Il testo (i Diari integrali sono pubblicati in Italia da Adelphi) è una sorta di flusso di coscienza, pensieri che tornano più volte, espressi in frasi brevi, in periodi fiume, intervallati da pochissimi a capo. Lo spettacolo di Wilson e Baryshnikov ritrae Nijinskij nel 1945, a Budapest, cinque anni prima di morire, città dove l’artista si era rifugiato con la moglie alla fine della Seconda Guerra Mondiale. La morte, il rapporto con Dio, il giudizio feroce su Diaghilev, di cui era stato amante giovanissimo, e che mai perdonò il matrimonio del danzatore con Romola de Pulszky, il sesso, l’amore per il lavoro, il rispetto per la danza e per la scena, il sentimento sulla guerra nutrono lo spettacolo attraverso le parole stralciate dai Diari che, recitate in russo e in inglese, amplificano nel pubblico con la reiterazione delle frasi la percezione delle ossessioni dell’artista.

Il mago Baryshnikov, solo in scena, si trasforma così in uno stupefacente fantoccio, perso nelle maglie delle parole di Nijinskij. Eccolo in un rettangolo di luce bianca, mentre la voce dice e ridice: «I’m not Christ, I’m Nijinskij», eccolo danzare in frac e papillon, sedersi nella notte a guardare il cielo (seducenti quadri blu di Wilson), ancora danzare con alle spalle un cerchio rosso fuoco. La sua è una danza minima, fatta di pose repentine, immobilizzate in figure marcate dai mutamenti del viso/maschera da clown, sollecitate dalle parole. «I like lunatics, mi piacciono i pazzi, perché so come parlare loro», «so cos’è la guerra, perché la faccio alla madre di mia moglie», «Diaghilev è una persona orribile».

La bellezza del lavoro è che il ritmo ripetitivo della voce coglie dei Diari la qualità battente della scrittura, che è forma e sostanza, e che si fonde con le passeggiate frettolose, con il volto che strizza l’occhio al pubblico, con l’attonita espressione di un uomo che guarda al proprio passato. Ambientando il lavoro nel 1945, è come se Baryshnikov/Wilson potessero servirsi dello scarto temporale tra la scrittura dei Diari (1919) e il presente della scena per raccontarci il grande divo al finire della vita, riuscendo, miracolosamente, a non perdere levità.

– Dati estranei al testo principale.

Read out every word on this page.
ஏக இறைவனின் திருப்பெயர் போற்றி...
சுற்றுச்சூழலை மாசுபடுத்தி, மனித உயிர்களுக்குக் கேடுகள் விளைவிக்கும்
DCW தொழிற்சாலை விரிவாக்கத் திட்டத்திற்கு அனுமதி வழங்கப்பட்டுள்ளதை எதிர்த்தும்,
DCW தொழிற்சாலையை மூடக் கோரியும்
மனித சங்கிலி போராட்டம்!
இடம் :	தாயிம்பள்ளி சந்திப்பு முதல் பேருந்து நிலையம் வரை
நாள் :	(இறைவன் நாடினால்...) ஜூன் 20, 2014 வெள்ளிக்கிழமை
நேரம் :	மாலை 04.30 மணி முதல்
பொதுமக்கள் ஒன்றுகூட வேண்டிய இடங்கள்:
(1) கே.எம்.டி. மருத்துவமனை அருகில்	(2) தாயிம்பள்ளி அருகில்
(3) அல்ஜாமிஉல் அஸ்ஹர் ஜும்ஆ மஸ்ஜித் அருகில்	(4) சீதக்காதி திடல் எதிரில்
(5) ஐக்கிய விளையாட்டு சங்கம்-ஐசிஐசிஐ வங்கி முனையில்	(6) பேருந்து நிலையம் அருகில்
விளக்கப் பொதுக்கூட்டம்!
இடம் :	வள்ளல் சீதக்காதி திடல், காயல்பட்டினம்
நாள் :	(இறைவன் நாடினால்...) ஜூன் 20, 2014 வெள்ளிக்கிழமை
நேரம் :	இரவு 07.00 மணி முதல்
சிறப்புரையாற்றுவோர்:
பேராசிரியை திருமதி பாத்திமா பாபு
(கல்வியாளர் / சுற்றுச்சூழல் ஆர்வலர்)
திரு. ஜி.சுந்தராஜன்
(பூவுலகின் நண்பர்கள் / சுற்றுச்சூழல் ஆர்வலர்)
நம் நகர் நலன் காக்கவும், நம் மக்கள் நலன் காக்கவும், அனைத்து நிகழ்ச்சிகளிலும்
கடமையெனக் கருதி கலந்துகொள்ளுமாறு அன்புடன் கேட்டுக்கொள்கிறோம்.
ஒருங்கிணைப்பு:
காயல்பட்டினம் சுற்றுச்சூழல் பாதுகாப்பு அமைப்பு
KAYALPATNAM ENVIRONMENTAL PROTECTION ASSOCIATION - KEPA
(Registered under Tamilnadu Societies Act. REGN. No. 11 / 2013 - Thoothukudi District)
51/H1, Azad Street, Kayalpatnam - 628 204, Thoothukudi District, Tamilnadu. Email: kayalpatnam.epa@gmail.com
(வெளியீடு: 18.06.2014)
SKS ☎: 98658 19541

Domani, a Milano, ultima replica mentre per Baryshnikov si prepara un nuovo impegno solistico. Il 15 ottobre, al Nuovo Teatro di Riga, sua città natale, l’artista è protagonista di Brodsky/Baryshnikov, lettura e interpretazioni delle poesie del premio Nobel, Joseph Brodsky, scomparso nel 1996, al quale Baryshnikov è stato legato da un’amicizia più che ventennale.